Ayasofya’nın ibadete açılması tartışılırken çeşitli sorulara da yanıt aranıyor. Camilerde insan sureti kullanmak dinen caiz değilken Ayasofya’nın fresklerindeki suretler kapatılacak mı? Osmanlı döneminde cami olarak kullanılırken nasıldı? Hem ibadete açmak hem de müze olarak kullanmak mümkün mü? İşte Kültür ve Turizm Bakanlığı’nın üzerinde durduğu alternatifler:
Geçen yıl 3 milyon 727 bin kişinin ziyaret ettiği Ayasofya camiye çevrilirse Kültür ve Turizm Bakanlığı ciddi gelir kaybına uğrayacak. Bakanlığın geçen yıl en çok ziyaret edilen müzesi unvanına sahip Ayasofya’da bir yandan ziyaretçi girişi devam ederken diğer yandan ibadete açık tutma düşüncesi ağır basıyor. Bu yönde birkaç alternatif üretildi. Ana mekân ibadete açılacak, üst galeri katları müze olarak ziyaret edilebilecek.
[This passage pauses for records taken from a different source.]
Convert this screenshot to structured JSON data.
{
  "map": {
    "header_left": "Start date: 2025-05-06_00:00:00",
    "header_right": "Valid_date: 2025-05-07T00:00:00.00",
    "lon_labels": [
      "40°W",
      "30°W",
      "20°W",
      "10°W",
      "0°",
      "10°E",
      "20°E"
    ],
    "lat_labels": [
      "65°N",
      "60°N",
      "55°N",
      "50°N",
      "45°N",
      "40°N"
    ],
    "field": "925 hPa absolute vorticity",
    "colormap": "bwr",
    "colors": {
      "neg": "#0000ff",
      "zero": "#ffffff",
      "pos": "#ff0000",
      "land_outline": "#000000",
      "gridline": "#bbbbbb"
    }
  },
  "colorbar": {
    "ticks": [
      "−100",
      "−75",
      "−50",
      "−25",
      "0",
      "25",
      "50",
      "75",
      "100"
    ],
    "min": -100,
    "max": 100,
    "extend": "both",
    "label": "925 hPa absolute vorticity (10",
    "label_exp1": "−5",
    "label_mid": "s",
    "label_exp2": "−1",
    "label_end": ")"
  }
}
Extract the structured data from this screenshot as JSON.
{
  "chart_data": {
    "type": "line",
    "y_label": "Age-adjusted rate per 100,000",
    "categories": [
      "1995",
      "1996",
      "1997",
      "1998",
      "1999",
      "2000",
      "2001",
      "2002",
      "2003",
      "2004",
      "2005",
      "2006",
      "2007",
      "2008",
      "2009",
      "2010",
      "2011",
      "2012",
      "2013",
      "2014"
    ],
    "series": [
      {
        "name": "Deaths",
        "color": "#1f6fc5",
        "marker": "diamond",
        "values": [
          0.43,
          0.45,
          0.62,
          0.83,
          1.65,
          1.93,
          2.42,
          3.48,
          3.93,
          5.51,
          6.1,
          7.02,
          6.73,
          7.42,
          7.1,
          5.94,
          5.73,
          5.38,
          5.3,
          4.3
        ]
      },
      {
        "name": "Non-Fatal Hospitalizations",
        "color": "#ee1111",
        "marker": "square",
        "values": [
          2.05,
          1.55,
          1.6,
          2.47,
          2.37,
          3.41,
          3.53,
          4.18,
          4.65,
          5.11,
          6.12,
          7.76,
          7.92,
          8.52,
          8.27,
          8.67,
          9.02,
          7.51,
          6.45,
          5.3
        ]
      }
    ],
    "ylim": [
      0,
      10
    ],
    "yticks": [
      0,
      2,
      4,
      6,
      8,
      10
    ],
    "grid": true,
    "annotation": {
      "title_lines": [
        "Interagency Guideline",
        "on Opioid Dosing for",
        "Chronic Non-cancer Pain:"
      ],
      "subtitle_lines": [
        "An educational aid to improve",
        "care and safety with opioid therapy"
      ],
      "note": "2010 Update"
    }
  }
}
İkinci alternatif büyük kubbe altı ibadete açılacak, yan nefler yani galeri katının altı kısmı ile galeri katı müze ziyaretçisine açık olacak. Osmanlı döneminde galeri katında yabancı ziyaretçilerin bulunduğunu ve onların topluca yapılan ibadetleri izlediğini biliyoruz. Hatta galeri katı imparatoriçe locasında sırf onlar için oturma yerleri yapılmıştı. Ancak Osmanlı bu uygulamaya 19. yüzyılın son dönemlerinde geçmişti. Öncesinde yabancıların camileri ziyareti izne tabiydi. Son alternatif de Sultanahmet Camisi’nde olduğu gibi ibadet saatlerinde ziyarete kapalı tutup, vakit namazları bittikten sonra ziyarete açmak. Her türlü alternatifte de kesin olması gereken randevulu sisteme geçmek.
OSMANLI’DA NASILDI
Ayasofya ibadete açıldığında en büyük sorunlardan biri olarak fresklerin üstü ve ana kubbedeki insan suretleri öne çıkıyor. İslamiyet’te namaz kılınan yerde suret olması caiz görülmüyor. Ayasofya’da bulunan figürlü mozaiklerin üstünün kapatılması hakkında farklı görüşler olsa da 1710 yılında İstanbul’da bulunan İsveçli ressam Cornelius Loos’un gravürlerinde Ayasofya içinde birçok figürlü mozaiğin üstünün açık olduğu görülüyor. Bundan da Osmanlı döneminde ibadete açıkken mozaiklerin üstünün kapatılmadığı anlaşılıyor.